Die Runden werden mit neuen Kategorien wiederholt. Es gibt keine feste Endbedingung. Die Gruppen einigen sich in der Regel auf eine bestimmte Anzahl von Runden oder spielen solange, bis sie keine Lust mehr haben.

Was ‚Zwei Doofe – ein Gedanke‘ tatsächlich testet

Bei diesem Spiel ist soziales Bewusstsein wichtiger als Kreativität. Die nächstliegendste Antwort wird oft der interessantesten Antwort vorgezogen. Die SpielerInnen passen sich ständig an und entscheiden, ob sie der Menge folgen oder erraten, wohin die Menge als Nächstes gehen wird.

Da die Antworten gleichzeitig gegeben werden, gibt es keine Wartezeiten zwischen den Spielzügen. So bleibt das Tempo auch bei sehr großen Gruppen konstant. Die Regeln bleiben während des gesamten Spiels unverändert, was es leicht macht, spät einzusteigen oder mitten in der Sitzung aufzuhören.

Tischdynamik und Gruppengröße

‚Zwei Doofe – ein Gedanke‘ fühlt sich unterschiedlich an, je nachdem wie viele Leute mitspielen. In kleineren Gruppen ist es schwieriger, die richtigen Antworten zu finden, und die Runden wirken bedächtiger. Bei größeren Gruppen kommt es zu natürlichen Überschneidungen, und die Punktevergabe beschleunigt sich.

Das Spiel kommt mit großen Tischen ungewöhnlich gut zurecht. Da alle gleichzeitig spielen, wird durch das Hinzufügen von Spielern eher Lärm und Gelächter erzeugt als eine Auszeit. Das ist einer der Gründe, warum die Anzahl der Spieler weit über die der meisten Partyspiele hinausgeht.
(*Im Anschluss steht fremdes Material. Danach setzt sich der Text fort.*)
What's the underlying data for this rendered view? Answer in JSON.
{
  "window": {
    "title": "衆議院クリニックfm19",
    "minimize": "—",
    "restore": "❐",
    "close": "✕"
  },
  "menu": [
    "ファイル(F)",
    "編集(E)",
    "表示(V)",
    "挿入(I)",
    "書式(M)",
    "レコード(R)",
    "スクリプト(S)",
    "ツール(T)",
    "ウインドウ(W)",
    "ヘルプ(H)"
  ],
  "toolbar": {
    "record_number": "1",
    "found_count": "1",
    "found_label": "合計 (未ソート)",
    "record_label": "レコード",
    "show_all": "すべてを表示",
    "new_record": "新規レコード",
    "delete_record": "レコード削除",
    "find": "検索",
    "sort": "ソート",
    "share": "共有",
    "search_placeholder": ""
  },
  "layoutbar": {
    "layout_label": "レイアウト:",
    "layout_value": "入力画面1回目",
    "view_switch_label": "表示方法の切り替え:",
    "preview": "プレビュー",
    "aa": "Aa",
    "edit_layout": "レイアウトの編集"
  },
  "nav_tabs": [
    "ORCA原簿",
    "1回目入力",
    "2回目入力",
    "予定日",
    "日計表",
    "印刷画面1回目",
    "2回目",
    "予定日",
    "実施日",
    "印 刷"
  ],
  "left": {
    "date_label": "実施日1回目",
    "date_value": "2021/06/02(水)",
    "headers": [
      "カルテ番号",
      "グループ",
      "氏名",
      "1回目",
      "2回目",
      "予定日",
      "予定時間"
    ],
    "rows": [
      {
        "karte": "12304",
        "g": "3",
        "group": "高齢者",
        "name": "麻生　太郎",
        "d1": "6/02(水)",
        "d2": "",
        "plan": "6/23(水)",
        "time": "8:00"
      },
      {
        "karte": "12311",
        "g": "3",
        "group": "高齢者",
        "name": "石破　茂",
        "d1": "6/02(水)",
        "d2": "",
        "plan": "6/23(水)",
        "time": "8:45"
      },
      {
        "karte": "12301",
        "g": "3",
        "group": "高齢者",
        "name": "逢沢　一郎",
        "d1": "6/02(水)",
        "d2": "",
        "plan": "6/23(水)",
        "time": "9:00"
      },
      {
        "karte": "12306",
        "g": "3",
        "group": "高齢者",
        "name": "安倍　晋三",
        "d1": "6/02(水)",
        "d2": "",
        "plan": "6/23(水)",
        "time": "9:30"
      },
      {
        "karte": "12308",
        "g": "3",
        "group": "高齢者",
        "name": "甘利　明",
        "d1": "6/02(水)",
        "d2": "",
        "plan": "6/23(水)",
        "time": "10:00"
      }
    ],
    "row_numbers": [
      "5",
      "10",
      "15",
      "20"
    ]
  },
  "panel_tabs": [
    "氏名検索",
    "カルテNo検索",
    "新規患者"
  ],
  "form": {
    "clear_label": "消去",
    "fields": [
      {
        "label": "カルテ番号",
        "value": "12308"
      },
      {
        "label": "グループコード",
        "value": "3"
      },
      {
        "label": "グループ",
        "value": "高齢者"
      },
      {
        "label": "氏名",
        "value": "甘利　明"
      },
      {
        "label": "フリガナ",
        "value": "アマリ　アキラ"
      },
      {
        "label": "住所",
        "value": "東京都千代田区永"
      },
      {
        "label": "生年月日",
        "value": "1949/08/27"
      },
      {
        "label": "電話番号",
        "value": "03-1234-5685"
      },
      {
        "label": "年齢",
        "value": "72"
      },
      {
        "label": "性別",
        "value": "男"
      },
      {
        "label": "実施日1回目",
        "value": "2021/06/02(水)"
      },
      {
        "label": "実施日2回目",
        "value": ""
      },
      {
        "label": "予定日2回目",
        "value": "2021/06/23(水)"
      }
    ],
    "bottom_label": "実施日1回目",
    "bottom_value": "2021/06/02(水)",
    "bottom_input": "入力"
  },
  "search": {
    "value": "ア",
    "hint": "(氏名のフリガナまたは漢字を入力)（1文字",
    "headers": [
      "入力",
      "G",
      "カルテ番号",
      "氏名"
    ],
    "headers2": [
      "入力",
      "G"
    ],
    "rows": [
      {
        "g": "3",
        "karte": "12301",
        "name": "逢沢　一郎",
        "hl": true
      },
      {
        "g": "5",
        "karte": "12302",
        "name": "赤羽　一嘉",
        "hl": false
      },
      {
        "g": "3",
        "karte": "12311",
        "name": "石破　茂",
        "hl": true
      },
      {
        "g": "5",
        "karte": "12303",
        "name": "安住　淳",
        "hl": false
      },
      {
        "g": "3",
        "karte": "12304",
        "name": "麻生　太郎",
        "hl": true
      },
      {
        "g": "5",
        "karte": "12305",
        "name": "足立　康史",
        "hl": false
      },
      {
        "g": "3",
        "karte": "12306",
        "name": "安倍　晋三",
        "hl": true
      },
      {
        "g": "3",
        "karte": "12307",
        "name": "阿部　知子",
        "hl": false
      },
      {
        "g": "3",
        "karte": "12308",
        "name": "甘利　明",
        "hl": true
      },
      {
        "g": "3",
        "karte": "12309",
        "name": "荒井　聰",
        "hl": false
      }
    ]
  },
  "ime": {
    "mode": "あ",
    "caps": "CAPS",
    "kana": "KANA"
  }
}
Die Erfahrung unseres Teams

Wir haben ‚Zwei Doofe – ein Gedanke‘ in gemischten Altersgruppen und großen Gesellschaften eingesetzt. Es funktioniert am besten, wenn die Spieler früh verstehen, dass Originalität selten belohnt wird. Sobald diese Umstellung erfolgt ist, fließt das Spiel reibungslos.

Wettbewerbsspieler haben manchmal Schwierigkeiten damit, „kluge“ Antworten zu geben. Sehr entspannte Gruppen neigen dazu, das Spiel länger zu genießen.

‚Zwei Doofe – ein Gedanke‘ schafft keine dramatischen Momente oder lange Handlungsbögen. Es schafft Wiedererkennungswert, schnelle Reaktionen und gemeinsames Lachen, wenn viele Leute auf denselben Gedanken kommen.